In the novel I write about one of the main character’s visit to a behavior modification retreat where people with psychological problems work with horses to help with their diagnosis and treatment. The people, not the horses. When a screen producer read this part of the book, he said to me, this really happened to you, didn’t it? I had to admit it had. It was while I (the character is based on me) was working with this therapy horse that I finally realized that I was an achievaholic. I craved gold stars. I couldn’t get enough external approval and my self-worth had been based on it. And remember, unlike addictions to alcohol or drugs, addiction to achievement is never discouraged. The crowd always wants more.

Ever since that day with the horse, I have been working to let the gold stars go. I had chased them all my life and I was exhausted.

In retirement, I have continued activities for which I might be seeking gold stars. This blog for example. I do watch the numbers of readers I get and feel good when one hits a high number of eyeballs, but I don’t live for it. I write the blog because I think I have something to say that might help someone else.

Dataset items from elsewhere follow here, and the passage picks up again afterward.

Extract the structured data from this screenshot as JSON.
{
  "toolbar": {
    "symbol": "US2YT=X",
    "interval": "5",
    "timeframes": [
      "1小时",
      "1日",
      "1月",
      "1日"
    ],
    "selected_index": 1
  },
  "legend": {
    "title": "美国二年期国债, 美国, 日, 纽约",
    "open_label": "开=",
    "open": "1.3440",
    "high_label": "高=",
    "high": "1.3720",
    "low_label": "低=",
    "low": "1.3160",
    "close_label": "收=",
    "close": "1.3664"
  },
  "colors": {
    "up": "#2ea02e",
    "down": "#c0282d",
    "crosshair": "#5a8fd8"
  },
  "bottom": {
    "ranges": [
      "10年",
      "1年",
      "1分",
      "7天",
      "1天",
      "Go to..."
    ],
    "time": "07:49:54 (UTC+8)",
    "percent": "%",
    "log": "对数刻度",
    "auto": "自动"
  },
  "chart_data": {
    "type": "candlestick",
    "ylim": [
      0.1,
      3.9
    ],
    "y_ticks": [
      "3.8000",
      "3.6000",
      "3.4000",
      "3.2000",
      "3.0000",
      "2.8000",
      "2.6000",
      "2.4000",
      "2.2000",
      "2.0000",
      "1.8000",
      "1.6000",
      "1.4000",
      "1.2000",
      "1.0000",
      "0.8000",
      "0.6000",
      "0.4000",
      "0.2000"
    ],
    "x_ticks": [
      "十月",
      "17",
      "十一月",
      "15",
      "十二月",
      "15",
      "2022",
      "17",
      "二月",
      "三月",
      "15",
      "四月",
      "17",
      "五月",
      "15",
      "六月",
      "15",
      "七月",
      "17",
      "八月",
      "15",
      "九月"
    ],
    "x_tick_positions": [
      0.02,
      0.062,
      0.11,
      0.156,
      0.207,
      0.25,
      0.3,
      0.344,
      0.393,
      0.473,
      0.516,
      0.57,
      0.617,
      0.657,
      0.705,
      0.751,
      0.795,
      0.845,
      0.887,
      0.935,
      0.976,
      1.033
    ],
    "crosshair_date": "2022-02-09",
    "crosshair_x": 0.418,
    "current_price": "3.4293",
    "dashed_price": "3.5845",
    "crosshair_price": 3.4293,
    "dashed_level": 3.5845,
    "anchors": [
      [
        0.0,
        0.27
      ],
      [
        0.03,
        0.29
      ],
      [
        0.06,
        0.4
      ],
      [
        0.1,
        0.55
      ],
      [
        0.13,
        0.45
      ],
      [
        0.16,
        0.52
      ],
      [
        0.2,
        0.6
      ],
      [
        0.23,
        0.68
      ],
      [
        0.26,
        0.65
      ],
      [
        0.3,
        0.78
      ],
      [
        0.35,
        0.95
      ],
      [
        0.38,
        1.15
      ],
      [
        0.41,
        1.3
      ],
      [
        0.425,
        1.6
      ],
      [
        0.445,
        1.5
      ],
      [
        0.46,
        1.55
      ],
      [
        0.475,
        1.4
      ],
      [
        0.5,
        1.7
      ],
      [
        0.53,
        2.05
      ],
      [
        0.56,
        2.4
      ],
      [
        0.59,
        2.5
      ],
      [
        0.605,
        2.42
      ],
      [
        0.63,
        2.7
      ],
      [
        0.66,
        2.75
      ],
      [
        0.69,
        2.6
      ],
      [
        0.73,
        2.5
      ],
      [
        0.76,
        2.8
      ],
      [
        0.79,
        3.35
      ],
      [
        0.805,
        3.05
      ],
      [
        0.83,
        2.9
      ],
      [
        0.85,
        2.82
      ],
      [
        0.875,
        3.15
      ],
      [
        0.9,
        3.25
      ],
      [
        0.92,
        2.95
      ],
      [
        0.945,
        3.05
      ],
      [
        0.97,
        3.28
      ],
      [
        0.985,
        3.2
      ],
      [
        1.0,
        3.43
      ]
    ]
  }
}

I have no interest in monetizing it and if I do try a podcast, it won’t be to make money or to be an influencer. It will be to have fun—pleasure, engagement, meaning.

All of this performance anxiety is flooding back in preparation for the book signing. Old habits are hard to break. I am afraid to disappoint. Then I remember that what is important to me is unaltered by my performance that night (and I will tell you how it goes). My life has become pretty simple and the people I love are the most important part of it.

There are no gold stars at stake when I present this week. If I sell a few books, great. If not, that’s okay, too.

My goal is to have fun. And, if others enjoy themselves, all the better

Dr. Zwelling’s new novel, Conflict of Interest: Money Drives Medicine and People Die is available at:,

on amazon if you search using the title and subtitle, 


directly from the publisher Dorrance at:

6 thoughts on “Performance, Part 1: Gold Stars”

  1. The fact that you sat down and actually wrote a book is an achievement in itself. Just the thought of and empty sheet of paper gives me chills! So kudos to you. I know you’ll do great and you’ll sell books for sure!

  2. Gerard Ventura MD

    Writing your book (imho) was more about getting things “out of your system” (as our WWII generation dads used to say) than chasing a gold star, and I view that as a good thing. Remember that Kurt Vonnegut’s best work ‘Slaughterhouse Five’ centered around what he experienced as a POW in Germany, and in Dresden at the time of the bombing.
    In particular, it was his way of dealing with the death in the camp of the real-life Billy Pilgrim, Private Joe Crone-
    On a lighter note (oncologists are not good on ‘lighter notes’), you still got your golf game!